Byron and Caroline's passionate affair ends, whereupon the poor Lady Lamb takes to stalking the man who is now happily consorting with his half-sister. Mary shocks her father, the radical William Godwin, by eloping with the married Shelley and setting up a peripatetic ménage with her stepsister ("Shelley believed that love, like wealth, should be shared"). The trio decamps to Switzerland, with Byron and his physician Dr Polidori, and ghost stories and world-famous literature duly ensue. Keats enters the picture, and the tragedies escalate.

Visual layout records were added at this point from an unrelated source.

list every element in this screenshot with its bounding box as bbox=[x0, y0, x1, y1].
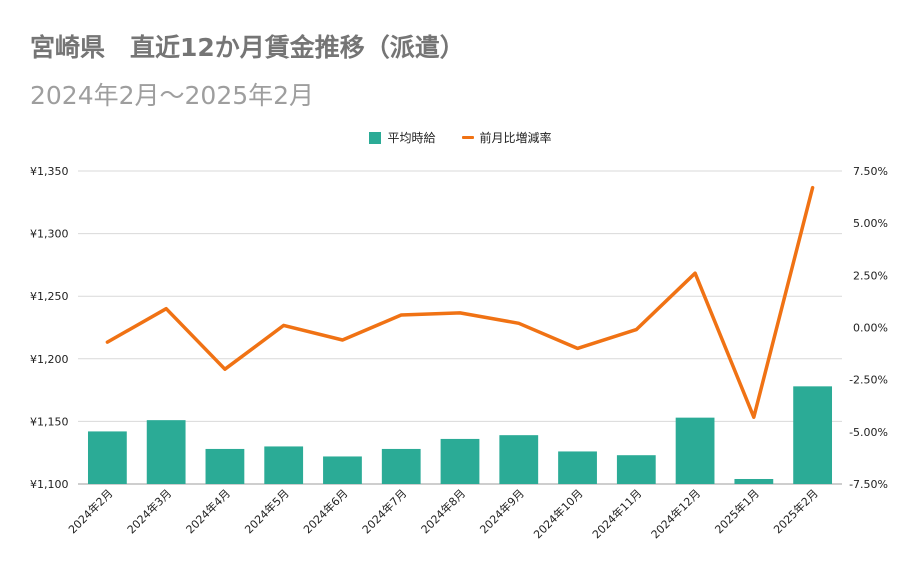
bar bbox=[675, 417, 715, 484]
x-tick-label: 2024年9月 bbox=[477, 486, 527, 536]
chart-title: 宮崎県 直近12か月賃金推移（派遣） bbox=[30, 33, 465, 62]
y-right-tick-label: -2.50% bbox=[849, 374, 888, 387]
bar bbox=[440, 438, 480, 484]
bar bbox=[323, 456, 362, 484]
chart-legend: 平均時給 前月比増減率 bbox=[0, 129, 921, 146]
bar bbox=[793, 386, 833, 484]
x-tick-label: 2024年3月 bbox=[124, 486, 174, 536]
x-tick-label: 2024年10月 bbox=[531, 486, 586, 541]
x-tick-label: 2024年11月 bbox=[589, 486, 644, 541]
y-right-tick-label: 7.50% bbox=[853, 165, 888, 178]
x-tick-label: 2024年4月 bbox=[183, 486, 233, 536]
x-tick-label: 2024年8月 bbox=[418, 486, 468, 536]
line-series bbox=[105, 185, 815, 419]
legend-label-line: 前月比増減率 bbox=[479, 131, 552, 145]
y-left-tick-label: ¥1,150 bbox=[30, 415, 69, 428]
y-right-tick-label: 0.00% bbox=[853, 322, 888, 335]
y-left-tick-label: ¥1,100 bbox=[30, 478, 69, 491]
x-tick-label: 2025年2月 bbox=[771, 486, 821, 536]
x-tick-label: 2024年5月 bbox=[242, 486, 292, 536]
legend-item-line: 前月比増減率 bbox=[461, 129, 552, 146]
bar bbox=[499, 435, 539, 484]
y-right-tick-label: -5.00% bbox=[849, 426, 888, 439]
legend-label-bar: 平均時給 bbox=[387, 131, 436, 145]
bar bbox=[558, 451, 597, 484]
y-left-tick-label: ¥1,200 bbox=[30, 353, 69, 366]
x-tick-label: 2025年1月 bbox=[712, 486, 762, 536]
bar bbox=[616, 455, 656, 484]
y-right-tick-label: 5.00% bbox=[853, 217, 888, 230]
bar bbox=[381, 448, 421, 484]
bar bbox=[734, 478, 774, 484]
y-right-tick-label: 2.50% bbox=[853, 269, 888, 282]
chart-subtitle: 2024年2月～2025年2月 bbox=[30, 81, 315, 110]
bar bbox=[146, 420, 186, 484]
y-left-tick-label: ¥1,350 bbox=[30, 165, 69, 178]
bar bbox=[205, 448, 245, 484]
bar bbox=[87, 431, 127, 484]
y-left-tick-label: ¥1,300 bbox=[30, 228, 69, 241]
bar bbox=[264, 446, 304, 484]
x-tick-label: 2024年6月 bbox=[300, 486, 350, 536]
y-right-tick-label: -7.50% bbox=[849, 478, 888, 491]
x-tick-label: 2024年2月 bbox=[65, 486, 115, 536]
legend-swatch-bar bbox=[369, 131, 382, 144]
legend-item-bar: 平均時給 bbox=[369, 129, 436, 146]
x-tick-label: 2024年7月 bbox=[359, 486, 409, 536]
legend-swatch-line bbox=[461, 136, 474, 139]
x-tick-label: 2024年12月 bbox=[648, 486, 703, 541]
y-left-tick-label: ¥1,250 bbox=[30, 290, 69, 303]
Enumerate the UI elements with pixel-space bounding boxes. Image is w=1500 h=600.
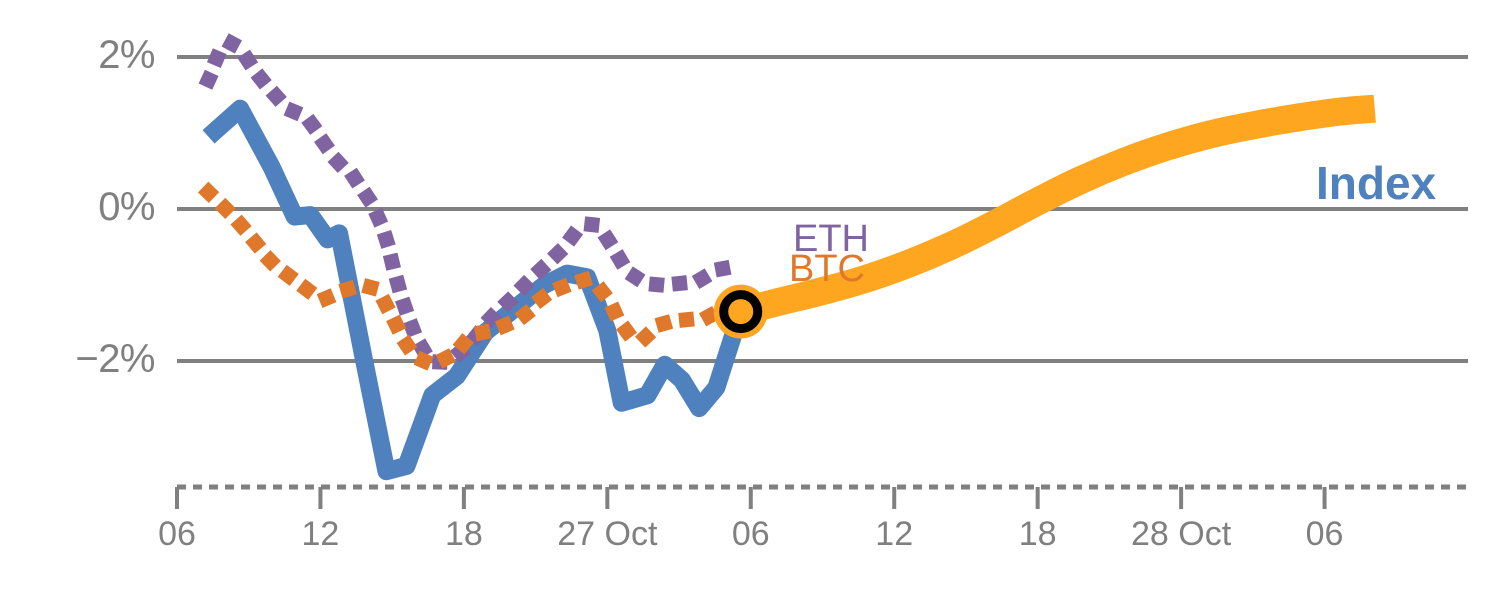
split-marker-ring[interactable] (719, 290, 763, 334)
series-label-eth: ETH (793, 218, 869, 260)
y-tick-label-neg2pct: −2% (75, 337, 155, 381)
x-tick-label-3: 27 Oct (557, 515, 658, 553)
x-tick-label-1: 12 (301, 515, 340, 553)
y-tick-label-2pct: 2% (98, 33, 155, 77)
split-marker[interactable] (713, 284, 768, 339)
series-line-btc (197, 181, 750, 370)
y-tick-label-0pct: 0% (98, 185, 155, 229)
x-tick-label-2: 18 (444, 515, 483, 553)
gridlines (177, 55, 1468, 363)
x-tick-label-8: 06 (1305, 515, 1344, 553)
x-tick-label-6: 18 (1018, 515, 1057, 553)
series-line-forecast (737, 94, 1376, 326)
x-tick-label-0: 06 (158, 515, 196, 553)
x-tick-label-4: 06 (731, 515, 770, 553)
x-tick-label-5: 12 (875, 515, 914, 553)
series-label-index: Index (1316, 157, 1437, 209)
x-tick-label-7: 28 Oct (1131, 515, 1232, 553)
series-line-eth (198, 35, 749, 370)
series-lines (197, 35, 1376, 481)
series-label-btc: BTC (789, 248, 865, 290)
x-axis (175, 484, 1468, 509)
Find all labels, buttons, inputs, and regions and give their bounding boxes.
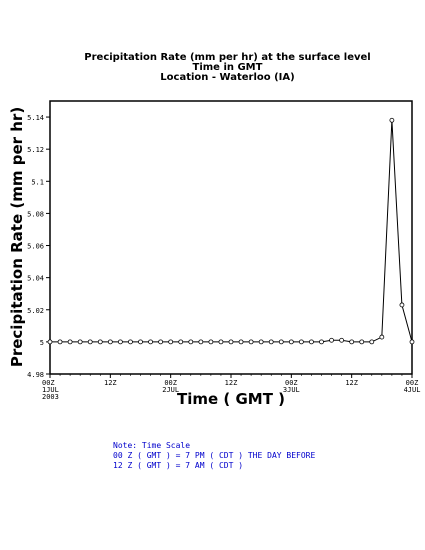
data-point — [47, 339, 53, 345]
data-point — [409, 339, 415, 345]
data-point — [128, 339, 133, 345]
data-point — [278, 339, 284, 345]
data-point — [319, 339, 324, 345]
y-tick-label: 5.04 — [27, 275, 44, 283]
time-scale-note-12z: 12 Z ( GMT ) = 7 AM ( CDT ) — [113, 461, 244, 470]
data-point — [97, 339, 103, 345]
data-point — [168, 339, 174, 345]
x-tick-label: 4JUL — [404, 386, 421, 394]
x-tick-label: 00Z — [406, 379, 419, 387]
time-scale-note-heading: Note: Time Scale — [113, 441, 191, 450]
data-point — [77, 339, 83, 345]
data-point — [67, 339, 73, 345]
x-tick-label: 2003 — [42, 393, 59, 401]
x-tick-label: 00Z — [42, 379, 55, 387]
y-tick-label: 5 — [40, 339, 44, 347]
data-point — [238, 339, 244, 345]
data-point — [369, 339, 375, 345]
y-tick-label: 5.02 — [27, 307, 44, 315]
data-point — [158, 339, 164, 345]
data-point — [57, 339, 63, 345]
data-point — [339, 337, 345, 343]
x-tick-label: 3JUL — [283, 386, 300, 394]
data-point — [218, 339, 224, 345]
plot-frame — [49, 100, 413, 375]
y-axis-ticks: 4.98 5 5.02 5.04 5.06 5.08 5.1 5.12 5.14 — [27, 114, 50, 379]
y-tick-label: 5.06 — [27, 243, 44, 251]
data-point — [379, 334, 385, 340]
data-point — [148, 339, 153, 345]
data-point — [188, 339, 194, 345]
data-series — [47, 117, 415, 345]
chart-title-line-3: Location - Waterloo (IA) — [160, 72, 295, 83]
data-point — [309, 339, 314, 345]
data-point — [399, 302, 405, 308]
series-line — [50, 120, 413, 343]
chart-title-line-1: Precipitation Rate (mm per hr) at the su… — [84, 52, 371, 63]
data-point — [268, 339, 274, 345]
y-tick-label: 4.98 — [27, 371, 44, 379]
data-point — [117, 339, 123, 345]
x-tick-label: 12Z — [345, 379, 358, 387]
x-axis-label: Time ( GMT ) — [177, 390, 285, 408]
data-point — [198, 339, 204, 345]
x-tick-label: 12Z — [225, 379, 238, 387]
data-point — [349, 339, 355, 345]
y-tick-label: 5.12 — [27, 146, 44, 154]
data-point — [389, 117, 395, 123]
data-point — [359, 339, 365, 345]
y-tick-label: 5.08 — [27, 210, 44, 218]
data-point — [208, 339, 214, 345]
data-point — [298, 339, 304, 345]
data-point — [329, 337, 334, 343]
data-point — [228, 339, 234, 345]
y-axis-label: Precipitation Rate (mm per hr) — [8, 107, 26, 367]
data-point — [178, 339, 184, 345]
data-point — [288, 339, 294, 345]
x-tick-label: 12Z — [104, 379, 117, 387]
x-tick-label: 00Z — [285, 379, 298, 387]
time-scale-note-00z: 00 Z ( GMT ) = 7 PM ( CDT ) THE DAY BEFO… — [113, 451, 316, 460]
x-tick-label: 00Z — [164, 379, 177, 387]
x-tick-label: 2JUL — [162, 386, 179, 394]
data-point — [107, 339, 113, 345]
data-point — [138, 339, 143, 345]
x-tick-label: 1JUL — [42, 386, 59, 394]
data-point — [258, 339, 264, 345]
chart-title-line-2: Time in GMT — [192, 62, 263, 73]
y-tick-label: 5.1 — [31, 178, 44, 186]
data-point — [87, 339, 93, 345]
y-tick-label: 5.14 — [27, 114, 44, 122]
data-point — [248, 339, 254, 345]
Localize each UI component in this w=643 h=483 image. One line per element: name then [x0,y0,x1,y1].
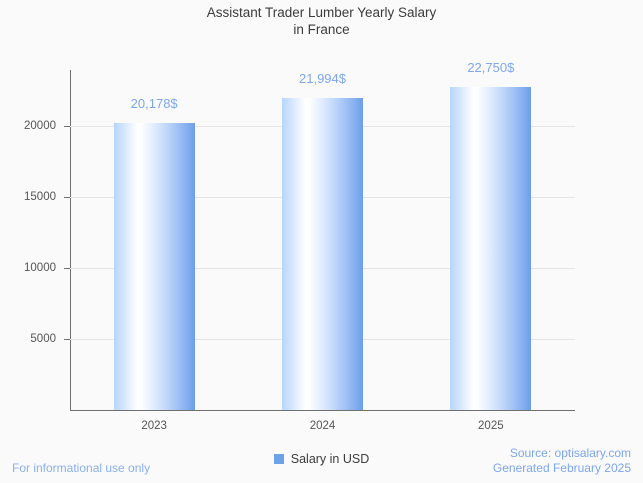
y-axis-tick-mark [64,126,70,127]
y-axis-tick-mark [64,268,70,269]
bar-value-label-2025: 22,750$ [467,59,515,75]
y-axis-tick-label: 15000 [24,191,56,203]
x-axis-line [70,410,575,411]
bar-2024[interactable] [282,97,363,410]
bar-2023[interactable] [113,123,195,410]
x-axis-tick-label-2024: 2024 [309,420,336,432]
y-axis-tick-mark [64,197,70,198]
chart-title-line-2: in France [293,22,350,37]
source-text: Source: optisalary.com [509,446,631,460]
legend-swatch-icon [273,454,284,464]
y-axis-tick-mark [64,339,70,340]
generated-text: Generated February 2025 [492,461,631,475]
x-axis-tick-label-2025: 2025 [478,420,504,432]
plot-area: 5000 10000 15000 20000 20,178$ 21,994$ 22,750$ [24,60,575,410]
chart-legend: Salary in USD [0,452,643,466]
chart-title: Assistant Trader Lumber Yearly Salary in… [0,4,643,38]
source-block: Source: optisalary.com Generated Februar… [493,446,631,476]
y-axis-tick-label: 5000 [30,333,56,345]
y-axis-tick-label: 10000 [24,262,56,274]
disclaimer-text: For informational use only [12,461,151,475]
y-axis-tick-label: 20000 [24,120,56,132]
bar-2025[interactable] [450,86,532,410]
chart-title-line-1: Assistant Trader Lumber Yearly Salary [206,5,437,20]
y-axis-line [70,70,71,411]
x-axis-tick-label-2023: 2023 [141,420,167,432]
bar-value-label-2024: 21,994$ [299,70,346,86]
bar-value-label-2023: 20,178$ [130,96,178,112]
legend-item-label: Salary in USD [290,452,370,466]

Once Passion gathers pace, it becomes unputdownable. Stunningly well researched, its multi-stranded epic qualities can't fail to hook and seduce. Morgan's greatest strength lies in his effortless ability to empathise with his female protagonists. In fact, his women far outpace his male characters, the inevitable problem of giving voice to some of the greatest writers in the English language resulting in dialogue that can but wanly echo the lyricism that expressed itself even in casual epistolary form.
Biographical veracity is arguably necessary, but in a novel such as Passion, which treads a fine line between light historical romance and a more serious intellectual investigation, liberties are there for the taking.